On Thursday, the International Atomic Energy Agency, however, dismissed such suspicions, endorsing in its latest interim report the decision by Japanese authorities to reduce the number of nuclear elements subject to testing before the release. South Korea, part of an 11-member nuclear watchdog team reviewing the water safety, will this month launch a separate fact-finding mission run jointly with Japan to look into the matter.

Meanwhile, Masuzoe warned against nationalism, saying media outlets in both countries have also a role to play to avoid a return to pre-March relations.

“Japan and South Korea should work together to keep exclusionary nationalism in check,” he said, citing the Moon administration and the Abe government, its Japanese counterpart at the time. Nationalism then swept through both countries, plunging ties to a fresh low, Masuzoe noted. The two had exchanged a tit-for-tat spat over historical disputes including the colonial forced labor.

Media outlets “bear huge responsibilities” for resisting the urge to boost “TV viewership and newspaper readership by condemning the other country,” Masuzoe added, warning against exploiting either anti-South Korea or anti-Japan sentiment.

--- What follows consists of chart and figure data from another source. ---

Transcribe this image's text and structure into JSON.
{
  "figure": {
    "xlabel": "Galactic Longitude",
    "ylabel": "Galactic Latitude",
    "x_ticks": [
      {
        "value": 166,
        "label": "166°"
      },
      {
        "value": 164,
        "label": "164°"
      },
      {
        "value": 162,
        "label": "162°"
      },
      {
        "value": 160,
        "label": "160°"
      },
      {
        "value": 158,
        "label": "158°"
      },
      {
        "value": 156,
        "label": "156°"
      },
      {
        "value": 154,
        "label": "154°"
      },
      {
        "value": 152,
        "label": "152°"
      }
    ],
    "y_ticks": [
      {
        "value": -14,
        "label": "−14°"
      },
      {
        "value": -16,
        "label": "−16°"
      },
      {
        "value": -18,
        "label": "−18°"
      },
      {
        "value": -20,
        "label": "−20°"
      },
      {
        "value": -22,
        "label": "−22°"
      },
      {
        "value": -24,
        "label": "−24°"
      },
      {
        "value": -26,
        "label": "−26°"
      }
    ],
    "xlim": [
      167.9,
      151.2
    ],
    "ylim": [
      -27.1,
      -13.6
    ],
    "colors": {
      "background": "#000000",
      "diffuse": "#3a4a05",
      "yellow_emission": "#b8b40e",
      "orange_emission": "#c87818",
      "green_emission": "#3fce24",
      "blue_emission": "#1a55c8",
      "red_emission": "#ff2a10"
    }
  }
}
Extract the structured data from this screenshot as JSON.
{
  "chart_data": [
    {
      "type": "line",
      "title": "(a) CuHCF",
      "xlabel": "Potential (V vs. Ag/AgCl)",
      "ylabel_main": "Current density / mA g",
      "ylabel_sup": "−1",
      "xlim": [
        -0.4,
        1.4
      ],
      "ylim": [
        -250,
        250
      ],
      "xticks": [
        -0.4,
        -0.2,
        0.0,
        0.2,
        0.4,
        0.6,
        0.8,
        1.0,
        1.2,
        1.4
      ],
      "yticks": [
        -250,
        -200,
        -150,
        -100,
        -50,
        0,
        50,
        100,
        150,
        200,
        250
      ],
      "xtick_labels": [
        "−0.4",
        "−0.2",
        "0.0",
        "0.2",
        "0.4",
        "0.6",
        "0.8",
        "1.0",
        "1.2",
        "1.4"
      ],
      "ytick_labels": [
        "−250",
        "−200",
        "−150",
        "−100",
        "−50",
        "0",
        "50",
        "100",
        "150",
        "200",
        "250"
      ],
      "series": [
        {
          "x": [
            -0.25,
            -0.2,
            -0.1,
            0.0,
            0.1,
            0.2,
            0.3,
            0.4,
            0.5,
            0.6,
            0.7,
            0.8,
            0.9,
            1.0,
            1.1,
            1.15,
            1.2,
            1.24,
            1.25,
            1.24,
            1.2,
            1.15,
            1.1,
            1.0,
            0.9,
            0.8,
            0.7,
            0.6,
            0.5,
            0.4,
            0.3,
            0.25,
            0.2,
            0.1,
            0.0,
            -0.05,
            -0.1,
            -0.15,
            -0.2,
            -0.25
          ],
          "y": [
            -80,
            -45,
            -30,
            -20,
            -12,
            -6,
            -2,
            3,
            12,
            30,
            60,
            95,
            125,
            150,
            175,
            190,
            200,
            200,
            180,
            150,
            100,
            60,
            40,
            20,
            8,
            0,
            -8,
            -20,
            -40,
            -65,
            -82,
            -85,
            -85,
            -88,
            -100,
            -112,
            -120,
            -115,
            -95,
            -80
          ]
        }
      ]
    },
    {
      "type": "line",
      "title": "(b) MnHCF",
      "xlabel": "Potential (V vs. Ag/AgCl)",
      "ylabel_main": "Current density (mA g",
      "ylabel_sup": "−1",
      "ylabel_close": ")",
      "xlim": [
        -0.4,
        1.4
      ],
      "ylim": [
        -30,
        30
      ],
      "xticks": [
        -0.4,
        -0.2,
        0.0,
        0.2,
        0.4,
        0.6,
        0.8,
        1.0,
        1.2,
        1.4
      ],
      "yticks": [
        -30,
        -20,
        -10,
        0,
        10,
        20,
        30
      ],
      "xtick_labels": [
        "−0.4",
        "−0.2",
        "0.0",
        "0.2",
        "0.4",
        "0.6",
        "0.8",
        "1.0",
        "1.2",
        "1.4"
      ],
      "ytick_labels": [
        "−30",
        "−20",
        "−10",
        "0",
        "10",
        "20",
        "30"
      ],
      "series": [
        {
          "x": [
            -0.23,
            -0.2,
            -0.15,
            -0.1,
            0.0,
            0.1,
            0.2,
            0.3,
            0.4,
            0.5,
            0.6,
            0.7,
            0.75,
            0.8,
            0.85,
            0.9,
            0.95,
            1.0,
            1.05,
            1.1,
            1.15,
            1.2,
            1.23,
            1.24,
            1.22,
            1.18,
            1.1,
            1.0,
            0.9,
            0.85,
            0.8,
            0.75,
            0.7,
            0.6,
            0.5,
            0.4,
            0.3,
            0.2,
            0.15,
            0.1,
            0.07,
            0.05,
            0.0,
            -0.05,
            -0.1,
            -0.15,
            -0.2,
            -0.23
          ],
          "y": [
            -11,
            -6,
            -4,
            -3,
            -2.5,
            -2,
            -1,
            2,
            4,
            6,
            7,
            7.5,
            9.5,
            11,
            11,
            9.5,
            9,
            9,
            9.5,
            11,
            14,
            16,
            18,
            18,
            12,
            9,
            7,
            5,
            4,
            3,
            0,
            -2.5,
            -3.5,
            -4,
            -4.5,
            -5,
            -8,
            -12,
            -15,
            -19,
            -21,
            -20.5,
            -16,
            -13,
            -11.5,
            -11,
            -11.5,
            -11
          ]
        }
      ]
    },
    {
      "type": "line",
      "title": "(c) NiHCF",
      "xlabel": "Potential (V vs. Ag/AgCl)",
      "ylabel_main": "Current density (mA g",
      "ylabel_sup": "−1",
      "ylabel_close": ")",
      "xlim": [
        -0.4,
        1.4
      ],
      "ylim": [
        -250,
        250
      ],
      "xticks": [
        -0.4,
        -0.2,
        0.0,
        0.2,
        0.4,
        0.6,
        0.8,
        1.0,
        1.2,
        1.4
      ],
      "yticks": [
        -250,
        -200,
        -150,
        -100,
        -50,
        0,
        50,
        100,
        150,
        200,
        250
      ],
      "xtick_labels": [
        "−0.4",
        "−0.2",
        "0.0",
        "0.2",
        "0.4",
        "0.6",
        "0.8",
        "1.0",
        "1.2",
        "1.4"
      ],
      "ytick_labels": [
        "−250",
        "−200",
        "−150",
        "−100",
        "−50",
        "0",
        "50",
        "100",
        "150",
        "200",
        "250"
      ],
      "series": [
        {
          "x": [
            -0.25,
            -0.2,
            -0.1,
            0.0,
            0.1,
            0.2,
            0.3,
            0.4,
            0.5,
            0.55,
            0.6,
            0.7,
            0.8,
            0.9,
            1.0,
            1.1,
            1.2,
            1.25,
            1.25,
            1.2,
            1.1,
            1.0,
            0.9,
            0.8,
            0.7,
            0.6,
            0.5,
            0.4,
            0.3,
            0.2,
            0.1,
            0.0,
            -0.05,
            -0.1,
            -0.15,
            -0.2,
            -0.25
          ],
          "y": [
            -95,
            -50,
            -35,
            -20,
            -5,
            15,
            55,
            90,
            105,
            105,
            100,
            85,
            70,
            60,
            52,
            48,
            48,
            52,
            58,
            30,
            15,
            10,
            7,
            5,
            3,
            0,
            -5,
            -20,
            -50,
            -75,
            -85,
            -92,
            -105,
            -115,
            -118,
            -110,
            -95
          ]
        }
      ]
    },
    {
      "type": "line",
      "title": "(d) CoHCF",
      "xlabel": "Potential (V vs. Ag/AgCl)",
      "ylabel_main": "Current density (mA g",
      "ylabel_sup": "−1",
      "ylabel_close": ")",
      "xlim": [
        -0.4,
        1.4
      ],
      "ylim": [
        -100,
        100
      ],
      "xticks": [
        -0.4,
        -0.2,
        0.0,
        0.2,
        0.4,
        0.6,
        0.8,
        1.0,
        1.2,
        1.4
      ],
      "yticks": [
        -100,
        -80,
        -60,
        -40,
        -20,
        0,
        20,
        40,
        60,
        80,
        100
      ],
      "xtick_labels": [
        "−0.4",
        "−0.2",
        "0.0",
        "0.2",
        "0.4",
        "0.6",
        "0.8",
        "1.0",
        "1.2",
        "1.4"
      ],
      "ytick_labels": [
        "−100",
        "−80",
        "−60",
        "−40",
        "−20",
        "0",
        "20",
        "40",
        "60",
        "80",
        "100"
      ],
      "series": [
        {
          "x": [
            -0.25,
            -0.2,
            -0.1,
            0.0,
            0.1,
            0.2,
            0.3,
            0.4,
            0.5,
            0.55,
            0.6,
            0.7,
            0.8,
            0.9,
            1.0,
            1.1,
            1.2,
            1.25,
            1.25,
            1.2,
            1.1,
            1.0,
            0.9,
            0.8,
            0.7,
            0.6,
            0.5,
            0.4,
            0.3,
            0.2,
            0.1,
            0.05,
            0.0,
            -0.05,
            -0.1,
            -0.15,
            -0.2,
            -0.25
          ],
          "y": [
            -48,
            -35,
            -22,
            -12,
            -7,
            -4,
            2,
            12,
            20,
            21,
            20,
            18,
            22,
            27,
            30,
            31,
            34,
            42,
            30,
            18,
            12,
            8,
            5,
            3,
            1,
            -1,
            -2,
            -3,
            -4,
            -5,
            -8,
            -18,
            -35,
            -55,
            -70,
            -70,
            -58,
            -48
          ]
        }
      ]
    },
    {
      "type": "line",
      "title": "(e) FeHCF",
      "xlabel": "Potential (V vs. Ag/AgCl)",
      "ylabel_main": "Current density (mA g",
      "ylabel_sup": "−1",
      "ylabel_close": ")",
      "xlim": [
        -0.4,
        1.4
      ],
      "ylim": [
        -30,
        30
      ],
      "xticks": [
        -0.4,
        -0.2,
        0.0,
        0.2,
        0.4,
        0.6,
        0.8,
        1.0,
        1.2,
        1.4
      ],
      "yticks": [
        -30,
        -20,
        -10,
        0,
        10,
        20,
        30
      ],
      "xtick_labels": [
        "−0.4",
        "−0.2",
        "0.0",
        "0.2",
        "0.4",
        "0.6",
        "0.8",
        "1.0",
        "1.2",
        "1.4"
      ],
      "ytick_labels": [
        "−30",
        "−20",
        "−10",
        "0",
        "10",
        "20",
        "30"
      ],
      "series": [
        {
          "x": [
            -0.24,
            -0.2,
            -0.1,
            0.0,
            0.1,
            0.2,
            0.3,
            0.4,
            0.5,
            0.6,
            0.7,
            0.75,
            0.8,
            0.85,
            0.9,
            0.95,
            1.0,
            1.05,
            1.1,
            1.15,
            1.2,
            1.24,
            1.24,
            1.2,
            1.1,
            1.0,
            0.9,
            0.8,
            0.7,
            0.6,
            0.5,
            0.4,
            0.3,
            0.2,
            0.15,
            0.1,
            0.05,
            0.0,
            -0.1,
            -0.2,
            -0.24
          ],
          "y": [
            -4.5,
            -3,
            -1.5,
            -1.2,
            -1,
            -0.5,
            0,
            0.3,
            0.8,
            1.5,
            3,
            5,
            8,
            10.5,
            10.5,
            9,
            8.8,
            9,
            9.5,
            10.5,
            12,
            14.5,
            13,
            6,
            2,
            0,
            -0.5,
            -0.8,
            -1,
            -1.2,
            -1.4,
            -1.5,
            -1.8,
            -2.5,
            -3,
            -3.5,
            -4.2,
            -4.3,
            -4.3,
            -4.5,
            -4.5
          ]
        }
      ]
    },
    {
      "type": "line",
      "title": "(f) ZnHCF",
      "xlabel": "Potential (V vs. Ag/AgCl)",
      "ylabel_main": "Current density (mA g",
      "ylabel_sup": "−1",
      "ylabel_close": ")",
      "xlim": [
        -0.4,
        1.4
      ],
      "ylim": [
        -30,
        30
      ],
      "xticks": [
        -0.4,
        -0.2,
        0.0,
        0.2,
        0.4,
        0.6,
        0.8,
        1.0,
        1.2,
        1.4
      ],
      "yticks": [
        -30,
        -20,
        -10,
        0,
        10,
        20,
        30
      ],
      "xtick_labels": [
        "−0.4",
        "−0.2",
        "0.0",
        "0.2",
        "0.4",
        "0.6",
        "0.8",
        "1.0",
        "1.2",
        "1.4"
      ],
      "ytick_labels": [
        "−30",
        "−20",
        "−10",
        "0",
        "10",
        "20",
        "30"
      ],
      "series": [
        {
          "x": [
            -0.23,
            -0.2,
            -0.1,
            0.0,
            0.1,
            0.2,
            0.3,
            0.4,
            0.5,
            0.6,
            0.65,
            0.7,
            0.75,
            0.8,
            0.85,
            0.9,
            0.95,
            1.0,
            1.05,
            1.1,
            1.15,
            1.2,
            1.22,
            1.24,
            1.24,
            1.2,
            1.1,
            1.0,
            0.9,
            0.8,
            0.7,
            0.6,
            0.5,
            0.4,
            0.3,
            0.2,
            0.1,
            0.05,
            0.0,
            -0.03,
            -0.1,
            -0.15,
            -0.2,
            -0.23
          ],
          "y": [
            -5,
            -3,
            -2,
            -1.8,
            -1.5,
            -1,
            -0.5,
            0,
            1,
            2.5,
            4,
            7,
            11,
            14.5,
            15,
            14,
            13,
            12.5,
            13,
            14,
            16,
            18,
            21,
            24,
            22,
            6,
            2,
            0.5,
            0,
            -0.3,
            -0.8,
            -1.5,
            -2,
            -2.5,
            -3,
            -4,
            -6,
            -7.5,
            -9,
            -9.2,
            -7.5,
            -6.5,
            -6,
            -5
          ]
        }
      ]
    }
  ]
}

Thaw starting with tourism

Asked where the two countries could immediately start working together to build on momentum for improving ties, the Japanese lawmaker, who also later served as health, labor and welfare minister, referred to tourism.

“As the COVID-19 pandemic is about to be contained, Japan and South Korea should increase bilateral tourist traffic.” the former health minister said of the sector, which saw robust bilateral exchanges before their ties dipped to a new low over historical feuds.

On Friday, the World Health Organization declared an end to the COVID-19 emergency, meaning it now considers it a routine illness to live with as people around the world have built up immunity.

Starting with tourism is a “win-win” for both Seoul and Tokyo, Masuzoe said, describing the step as the initial work laying groundwork for deeper cooperation on semiconductors -- the key battleground for the intensifying US-China tech fight.

Chip 4, an informal name for a US-led alliance on chips that includes South Korea, Japan and Taiwan, will bolster resilience of global supply chains as Seoul and Tokyo forge a stronger partnership, according to Masuzoe.

PROFILE

Yoichi Masuzoe entered politics in 2001 as an Upper House councillor at Japan’s National Diet and served separately as director and then chairman of the Foreign Affairs and Defense Committee from 2003 to 2006. Between 2007 and 2009, he served as health, labor and welfare minister. In February, 2014, he was elected as governor of Tokyo. He resigned from the post in June 2016. Masuzoe currently heads a private economic think tank that bears his name.

Yoichi Masuzoe is one of the speakers due to appear at Herald Corp.’s May 24 forum set to be held to celebrate The Korea Herald’s 70th anniversary. -- Ed.